Canggu is more of an idea and really less of a distinct place, given that the area was all rice fields just a few years ago. But now it's a label that denotes sandy fun and frolic on beaches such as Batu Bolong, pounding surf offshore and nights you hope will never end at a fast-expanding collection of creative cafes.

Surfing Bali

If it's a month containing the letter 'r', go east; during other months, go west to fabled breaks like Padang Padang. Simplicity itself. On Bali you have dozens of great breaks in each direction. This was the first place in Asia where surfing took off and, like the perfect set, it shows no signs of calming down.

Bali's food

It shouldn't surprise that this fertile island provides a profusion of ingredients that combine to create fresh and aromatic dishes. Local specialities such as babi guling (roast suckling pig that's been marinated for hours in spices) will have you lining up again and again. Try lunch at one of the excellent Balinese cafes in Denpasar.

Snorkelling

Bali has oodles of places where you can slip on fins and a mask and enter another beautiful world. Swim a short distance from shore and see the eerie ghost of a sunken freighter at Tulamben or hover a few metres over the marine life around the beautiful reef wall at Pulau Menjangan.

Tips

Dress modestly before entering a temple in Bali. Temple guests are expected to wear shirts that cover shoulders and part of the upper arms. The waist and legs should be covered by a temple scarf (known as a selendang) and a sarong (known locally as kain kamben) respectively.

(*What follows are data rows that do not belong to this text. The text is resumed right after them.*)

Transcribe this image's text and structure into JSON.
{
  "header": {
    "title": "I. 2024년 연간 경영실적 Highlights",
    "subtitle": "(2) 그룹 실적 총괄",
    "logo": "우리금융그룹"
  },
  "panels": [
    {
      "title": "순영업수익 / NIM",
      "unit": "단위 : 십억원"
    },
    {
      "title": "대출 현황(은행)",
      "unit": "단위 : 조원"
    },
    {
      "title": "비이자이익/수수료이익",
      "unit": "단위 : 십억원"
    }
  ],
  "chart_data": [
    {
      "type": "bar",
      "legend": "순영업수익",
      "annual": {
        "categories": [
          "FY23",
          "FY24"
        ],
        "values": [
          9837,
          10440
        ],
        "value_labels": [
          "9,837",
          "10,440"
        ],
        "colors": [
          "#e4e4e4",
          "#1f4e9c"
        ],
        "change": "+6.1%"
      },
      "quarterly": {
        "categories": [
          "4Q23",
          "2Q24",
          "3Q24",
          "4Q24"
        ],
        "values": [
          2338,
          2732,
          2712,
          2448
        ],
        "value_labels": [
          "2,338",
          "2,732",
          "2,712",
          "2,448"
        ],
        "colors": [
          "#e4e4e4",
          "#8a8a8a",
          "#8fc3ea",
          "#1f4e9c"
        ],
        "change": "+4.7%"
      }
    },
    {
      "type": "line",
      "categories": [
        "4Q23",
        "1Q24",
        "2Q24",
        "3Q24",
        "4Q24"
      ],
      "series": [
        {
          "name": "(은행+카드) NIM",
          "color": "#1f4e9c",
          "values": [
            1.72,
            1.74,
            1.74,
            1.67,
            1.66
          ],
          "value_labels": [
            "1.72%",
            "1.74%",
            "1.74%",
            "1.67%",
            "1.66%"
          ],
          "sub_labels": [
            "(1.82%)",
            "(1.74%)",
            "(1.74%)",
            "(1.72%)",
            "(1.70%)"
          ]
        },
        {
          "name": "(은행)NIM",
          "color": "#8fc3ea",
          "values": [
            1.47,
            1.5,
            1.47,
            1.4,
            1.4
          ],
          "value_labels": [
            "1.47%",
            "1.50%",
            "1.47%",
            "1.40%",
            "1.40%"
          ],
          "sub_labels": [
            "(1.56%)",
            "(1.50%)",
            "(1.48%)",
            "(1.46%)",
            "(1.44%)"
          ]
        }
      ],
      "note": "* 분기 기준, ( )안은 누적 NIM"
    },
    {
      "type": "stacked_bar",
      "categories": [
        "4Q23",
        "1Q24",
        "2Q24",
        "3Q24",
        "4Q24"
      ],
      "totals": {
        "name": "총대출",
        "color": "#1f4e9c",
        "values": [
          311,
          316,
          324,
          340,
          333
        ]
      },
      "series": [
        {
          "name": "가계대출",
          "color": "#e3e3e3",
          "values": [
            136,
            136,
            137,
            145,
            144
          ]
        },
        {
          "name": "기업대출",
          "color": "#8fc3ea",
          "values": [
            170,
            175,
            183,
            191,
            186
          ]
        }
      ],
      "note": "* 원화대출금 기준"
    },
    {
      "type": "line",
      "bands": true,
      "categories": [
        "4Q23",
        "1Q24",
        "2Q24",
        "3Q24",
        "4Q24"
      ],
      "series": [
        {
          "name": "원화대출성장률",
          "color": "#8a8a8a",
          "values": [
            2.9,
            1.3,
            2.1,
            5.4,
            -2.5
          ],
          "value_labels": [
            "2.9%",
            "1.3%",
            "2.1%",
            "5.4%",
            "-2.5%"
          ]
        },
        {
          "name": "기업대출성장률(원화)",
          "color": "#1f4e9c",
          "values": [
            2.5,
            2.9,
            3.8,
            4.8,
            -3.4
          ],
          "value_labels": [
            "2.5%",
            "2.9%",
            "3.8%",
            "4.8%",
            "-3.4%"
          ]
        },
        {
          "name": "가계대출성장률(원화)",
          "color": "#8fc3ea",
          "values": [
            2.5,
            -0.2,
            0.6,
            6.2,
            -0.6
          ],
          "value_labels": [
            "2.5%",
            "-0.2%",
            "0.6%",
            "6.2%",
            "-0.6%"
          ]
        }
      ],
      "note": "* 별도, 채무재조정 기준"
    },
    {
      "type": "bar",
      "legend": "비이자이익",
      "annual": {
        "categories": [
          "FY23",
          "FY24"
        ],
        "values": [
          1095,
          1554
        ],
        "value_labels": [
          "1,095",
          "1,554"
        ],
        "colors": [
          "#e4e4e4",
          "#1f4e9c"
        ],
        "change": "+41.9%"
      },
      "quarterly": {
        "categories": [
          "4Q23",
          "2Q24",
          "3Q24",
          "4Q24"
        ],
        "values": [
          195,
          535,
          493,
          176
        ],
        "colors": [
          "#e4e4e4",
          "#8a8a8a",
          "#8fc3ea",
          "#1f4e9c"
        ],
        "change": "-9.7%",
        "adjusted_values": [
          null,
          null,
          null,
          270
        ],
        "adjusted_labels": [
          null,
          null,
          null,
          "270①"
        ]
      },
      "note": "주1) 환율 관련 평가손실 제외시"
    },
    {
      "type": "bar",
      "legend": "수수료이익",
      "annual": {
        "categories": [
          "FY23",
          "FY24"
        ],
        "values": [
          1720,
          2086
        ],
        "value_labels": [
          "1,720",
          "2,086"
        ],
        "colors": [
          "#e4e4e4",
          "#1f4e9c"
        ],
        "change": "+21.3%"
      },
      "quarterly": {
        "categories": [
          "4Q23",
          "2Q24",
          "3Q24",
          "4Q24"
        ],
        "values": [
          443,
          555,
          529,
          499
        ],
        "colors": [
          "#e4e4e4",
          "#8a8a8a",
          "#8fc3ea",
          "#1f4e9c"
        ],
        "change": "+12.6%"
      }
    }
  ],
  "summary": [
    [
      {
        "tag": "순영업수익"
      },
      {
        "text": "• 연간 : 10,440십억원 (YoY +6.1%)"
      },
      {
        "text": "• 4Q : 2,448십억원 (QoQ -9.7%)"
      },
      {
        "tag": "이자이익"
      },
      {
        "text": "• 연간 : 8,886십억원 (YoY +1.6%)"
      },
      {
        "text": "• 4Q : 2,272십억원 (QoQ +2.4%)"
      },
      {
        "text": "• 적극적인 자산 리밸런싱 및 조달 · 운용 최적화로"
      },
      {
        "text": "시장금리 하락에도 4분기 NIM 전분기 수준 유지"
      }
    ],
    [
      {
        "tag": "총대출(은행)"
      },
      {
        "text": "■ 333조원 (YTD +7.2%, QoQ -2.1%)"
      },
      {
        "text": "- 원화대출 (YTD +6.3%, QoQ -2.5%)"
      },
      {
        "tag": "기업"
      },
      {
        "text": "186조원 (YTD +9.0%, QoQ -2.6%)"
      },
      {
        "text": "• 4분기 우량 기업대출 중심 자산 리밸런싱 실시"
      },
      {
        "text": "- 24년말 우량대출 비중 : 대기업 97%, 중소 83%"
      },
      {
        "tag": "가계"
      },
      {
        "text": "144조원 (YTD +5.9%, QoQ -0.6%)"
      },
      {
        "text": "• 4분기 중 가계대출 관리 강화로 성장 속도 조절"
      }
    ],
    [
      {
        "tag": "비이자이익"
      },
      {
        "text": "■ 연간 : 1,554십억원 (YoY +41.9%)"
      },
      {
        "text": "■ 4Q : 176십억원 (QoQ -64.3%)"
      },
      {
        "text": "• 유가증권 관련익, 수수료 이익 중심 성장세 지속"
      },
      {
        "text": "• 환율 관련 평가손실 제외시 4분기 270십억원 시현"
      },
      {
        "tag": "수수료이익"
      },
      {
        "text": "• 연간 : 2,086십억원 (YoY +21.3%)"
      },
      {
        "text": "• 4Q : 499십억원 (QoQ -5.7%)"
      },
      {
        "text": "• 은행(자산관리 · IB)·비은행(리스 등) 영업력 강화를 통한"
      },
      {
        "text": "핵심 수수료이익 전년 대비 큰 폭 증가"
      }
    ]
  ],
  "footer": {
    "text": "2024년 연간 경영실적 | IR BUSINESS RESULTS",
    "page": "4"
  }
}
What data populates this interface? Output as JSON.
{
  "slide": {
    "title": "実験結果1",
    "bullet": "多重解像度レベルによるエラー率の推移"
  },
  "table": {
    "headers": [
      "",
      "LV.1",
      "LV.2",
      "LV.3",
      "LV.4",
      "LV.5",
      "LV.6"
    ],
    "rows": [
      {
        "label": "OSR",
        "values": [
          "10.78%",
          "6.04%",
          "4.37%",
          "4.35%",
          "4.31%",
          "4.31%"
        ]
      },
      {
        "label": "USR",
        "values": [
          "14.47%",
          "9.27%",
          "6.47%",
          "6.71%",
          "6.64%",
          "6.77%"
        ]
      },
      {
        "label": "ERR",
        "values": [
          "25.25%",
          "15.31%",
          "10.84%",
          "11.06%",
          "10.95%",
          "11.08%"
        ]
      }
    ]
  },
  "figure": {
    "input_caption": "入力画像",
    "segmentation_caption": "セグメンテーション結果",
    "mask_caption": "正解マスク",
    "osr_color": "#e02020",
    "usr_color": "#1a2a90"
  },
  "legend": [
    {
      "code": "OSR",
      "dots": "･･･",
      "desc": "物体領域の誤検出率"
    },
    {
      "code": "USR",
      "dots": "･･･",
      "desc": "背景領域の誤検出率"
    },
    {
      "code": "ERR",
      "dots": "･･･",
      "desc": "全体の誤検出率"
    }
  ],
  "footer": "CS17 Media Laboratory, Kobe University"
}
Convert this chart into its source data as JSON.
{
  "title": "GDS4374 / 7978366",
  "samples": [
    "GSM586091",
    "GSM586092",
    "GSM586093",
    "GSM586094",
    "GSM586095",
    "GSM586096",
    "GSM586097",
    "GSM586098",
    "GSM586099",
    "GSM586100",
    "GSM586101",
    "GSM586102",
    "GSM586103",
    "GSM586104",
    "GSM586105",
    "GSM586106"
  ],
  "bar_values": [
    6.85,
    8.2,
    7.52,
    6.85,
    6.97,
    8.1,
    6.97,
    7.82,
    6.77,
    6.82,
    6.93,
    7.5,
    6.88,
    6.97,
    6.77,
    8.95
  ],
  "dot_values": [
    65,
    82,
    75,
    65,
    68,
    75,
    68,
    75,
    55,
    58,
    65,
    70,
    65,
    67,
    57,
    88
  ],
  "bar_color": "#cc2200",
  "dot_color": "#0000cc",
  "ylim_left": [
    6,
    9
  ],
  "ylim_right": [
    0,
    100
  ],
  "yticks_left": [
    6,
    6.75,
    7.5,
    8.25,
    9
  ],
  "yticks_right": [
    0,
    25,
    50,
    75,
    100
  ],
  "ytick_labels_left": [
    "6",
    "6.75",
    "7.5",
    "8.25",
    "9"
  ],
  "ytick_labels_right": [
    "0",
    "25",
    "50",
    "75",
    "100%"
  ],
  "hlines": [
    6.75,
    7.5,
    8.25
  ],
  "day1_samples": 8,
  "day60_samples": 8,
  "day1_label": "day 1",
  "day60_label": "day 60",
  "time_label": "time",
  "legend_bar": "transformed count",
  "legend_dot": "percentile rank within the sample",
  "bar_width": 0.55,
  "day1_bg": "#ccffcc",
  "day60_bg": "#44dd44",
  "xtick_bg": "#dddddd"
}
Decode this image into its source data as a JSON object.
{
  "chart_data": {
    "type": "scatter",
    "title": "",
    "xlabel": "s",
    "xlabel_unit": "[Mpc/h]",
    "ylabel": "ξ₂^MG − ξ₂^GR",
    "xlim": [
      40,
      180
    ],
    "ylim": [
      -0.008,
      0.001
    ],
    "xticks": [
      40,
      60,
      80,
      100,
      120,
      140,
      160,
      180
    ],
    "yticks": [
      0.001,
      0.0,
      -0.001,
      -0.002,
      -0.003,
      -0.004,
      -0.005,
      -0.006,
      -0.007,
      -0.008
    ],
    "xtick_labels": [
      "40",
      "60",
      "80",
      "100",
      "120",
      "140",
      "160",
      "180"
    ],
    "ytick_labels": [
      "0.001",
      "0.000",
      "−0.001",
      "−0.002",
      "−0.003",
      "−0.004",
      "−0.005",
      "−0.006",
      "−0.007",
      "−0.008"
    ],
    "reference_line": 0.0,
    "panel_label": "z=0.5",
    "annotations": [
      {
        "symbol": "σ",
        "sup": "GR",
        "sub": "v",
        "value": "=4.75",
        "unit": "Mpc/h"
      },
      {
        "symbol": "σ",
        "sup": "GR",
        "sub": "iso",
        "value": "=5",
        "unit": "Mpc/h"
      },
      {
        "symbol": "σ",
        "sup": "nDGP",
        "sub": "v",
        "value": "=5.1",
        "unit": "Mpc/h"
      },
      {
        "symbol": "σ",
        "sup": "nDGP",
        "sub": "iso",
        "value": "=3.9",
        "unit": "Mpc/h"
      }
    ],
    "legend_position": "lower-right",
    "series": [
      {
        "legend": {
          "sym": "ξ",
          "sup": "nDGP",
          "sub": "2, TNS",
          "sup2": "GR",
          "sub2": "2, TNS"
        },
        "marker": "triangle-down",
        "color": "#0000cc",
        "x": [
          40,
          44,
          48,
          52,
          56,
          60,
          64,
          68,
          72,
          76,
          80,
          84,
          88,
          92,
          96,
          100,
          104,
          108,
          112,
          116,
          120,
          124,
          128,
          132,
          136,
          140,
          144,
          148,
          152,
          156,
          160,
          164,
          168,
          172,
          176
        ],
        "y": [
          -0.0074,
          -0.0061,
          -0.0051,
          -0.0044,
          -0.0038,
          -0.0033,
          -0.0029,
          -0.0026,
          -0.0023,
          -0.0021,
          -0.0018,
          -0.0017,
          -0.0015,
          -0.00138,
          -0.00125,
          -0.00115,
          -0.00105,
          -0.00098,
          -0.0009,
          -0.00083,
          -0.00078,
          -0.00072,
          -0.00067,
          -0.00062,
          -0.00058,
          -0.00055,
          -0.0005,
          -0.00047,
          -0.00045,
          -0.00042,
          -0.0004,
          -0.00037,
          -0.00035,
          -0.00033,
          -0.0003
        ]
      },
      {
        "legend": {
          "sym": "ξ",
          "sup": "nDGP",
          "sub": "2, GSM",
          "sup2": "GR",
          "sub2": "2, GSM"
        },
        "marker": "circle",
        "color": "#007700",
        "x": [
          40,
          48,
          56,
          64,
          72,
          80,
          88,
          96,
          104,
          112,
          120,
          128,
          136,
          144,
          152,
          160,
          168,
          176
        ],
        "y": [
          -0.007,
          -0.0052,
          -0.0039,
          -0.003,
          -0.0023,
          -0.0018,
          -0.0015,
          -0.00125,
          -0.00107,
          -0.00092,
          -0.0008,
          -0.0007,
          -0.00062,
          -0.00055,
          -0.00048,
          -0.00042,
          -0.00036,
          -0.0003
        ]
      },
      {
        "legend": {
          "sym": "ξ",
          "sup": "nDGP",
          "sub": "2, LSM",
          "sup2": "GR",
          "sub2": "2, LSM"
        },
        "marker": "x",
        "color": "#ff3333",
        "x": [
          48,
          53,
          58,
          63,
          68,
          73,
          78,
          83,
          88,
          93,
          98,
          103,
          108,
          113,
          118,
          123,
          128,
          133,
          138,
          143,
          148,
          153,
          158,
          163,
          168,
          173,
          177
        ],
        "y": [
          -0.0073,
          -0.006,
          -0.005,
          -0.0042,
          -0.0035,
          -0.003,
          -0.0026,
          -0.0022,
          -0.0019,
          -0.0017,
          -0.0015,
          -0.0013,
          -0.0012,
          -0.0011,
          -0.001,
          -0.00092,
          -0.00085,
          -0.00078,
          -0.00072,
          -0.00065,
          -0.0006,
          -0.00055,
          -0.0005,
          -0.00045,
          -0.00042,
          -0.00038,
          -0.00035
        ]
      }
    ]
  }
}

Don’t smoke in public areas. A “smoke-free” bylaw went into effect across Bali in 2011; smoking is now forbidden in most public areas, including restaurants, hotels, temples, and tourist attractions.

Trust only money changers that have been recognized by Bank Indonesia; these establishments advertise their status as Pedagang Valuta Asing Berizin or PVA Berizin (Indonesian for "Authorized Money Changer") with a green PVA Berizin shield where customers can see it.

The most honest ​taxis in Bali are the blue taxis marked "Bali Taxi" (known as Blue Bird Taxis); everybody else is hit or miss.

Drink a lot of water to avoid getting heatstroke. Just don’t get your water from the tap. Bali tap water is often blamed for many a bad case of “Bali belly,” so avoid it entirely. Stick to canned drinks or bottled water.